High-Performance Algorithm for Calculating Non-Spurious Spin- and Parity-Dependent Nuclear Level Densities

TL;DR

This paper introduces an advanced high-performance algorithm that accurately calculates spin- and parity-dependent nuclear level densities, effectively eliminating spurious states and improving agreement with exact models and experimental data.

Contribution

It presents a new algorithm based on the statistical moments method that removes spurious center-of-mass excitations in shell model calculations for multi-shell nuclei.

Findings

The algorithm successfully eliminates spurious states in sd-shell nuclei.

Results closely match exact shell model calculations.

The method improves the accuracy of nuclear level density predictions.

Abstract

A new high-performance algorithm for calculating the spin- and parity-dependent shell model nuclear level densities using methods of statistical spectroscopy in the proton-neutron formalism was recently proposed.
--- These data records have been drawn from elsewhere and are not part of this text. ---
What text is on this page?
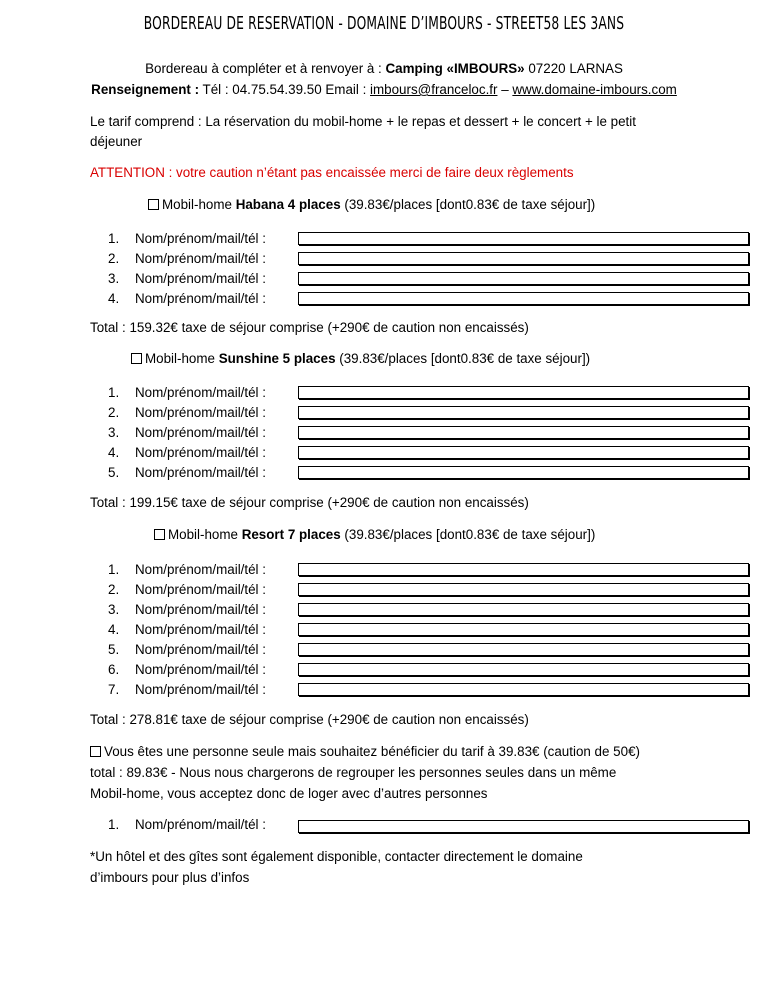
BORDEREAU DE RESERVATION - DOMAINE D’IMBOURS - STREET58 LES 3ANS
Bordereau à compléter et à renvoyer à : Camping «IMBOURS» 07220 LARNAS
Renseignement : Tél : 04.75.54.39.50 Email : imbours@franceloc.fr – www.domaine-imbours.com
Le tarif comprend : La réservation du mobil-home + le repas et dessert + le concert + le petit
déjeuner
ATTENTION : votre caution n’étant pas encaissée merci de faire deux règlements
Mobil-home Habana 4 places (39.83€/places [dont0.83€ de taxe séjour])
1. Nom/prénom/mail/tél :
2. Nom/prénom/mail/tél :
3. Nom/prénom/mail/tél :
4. Nom/prénom/mail/tél :
Total : 159.32€ taxe de séjour comprise (+290€ de caution non encaissés)
Mobil-home Sunshine 5 places (39.83€/places [dont0.83€ de taxe séjour])
1. Nom/prénom/mail/tél :
2. Nom/prénom/mail/tél :
3. Nom/prénom/mail/tél :
4. Nom/prénom/mail/tél :
5. Nom/prénom/mail/tél :
Total : 199.15€ taxe de séjour comprise (+290€ de caution non encaissés)
Mobil-home Resort 7 places (39.83€/places [dont0.83€ de taxe séjour])
1. Nom/prénom/mail/tél :
2. Nom/prénom/mail/tél :
3. Nom/prénom/mail/tél :
4. Nom/prénom/mail/tél :
5. Nom/prénom/mail/tél :
6. Nom/prénom/mail/tél :
7. Nom/prénom/mail/tél :
Total : 278.81€ taxe de séjour comprise (+290€ de caution non encaissés)
Vous êtes une personne seule mais souhaitez bénéficier du tarif à 39.83€ (caution de 50€)
total : 89.83€ - Nous nous chargerons de regrouper les personnes seules dans un même
Mobil-home, vous acceptez donc de loger avec d’autres personnes
1. Nom/prénom/mail/tél :
*Un hôtel et des gîtes sont également disponible, contacter directement le domaine
d’imbours pour plus d’infos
When used in valence spaces that cover more than one major harmonic oscillator shell, this algorithm mixes the genuine intrinsic states with spurious center-of-mass excitations. In this paper we present an advanced algorithm, based on the recently proposed statistical moments method, that eliminates the spurious states. Results for unnatural parity states of several sd-shell nuclei are presented and compared with those of exact shell model calculations and experimental data.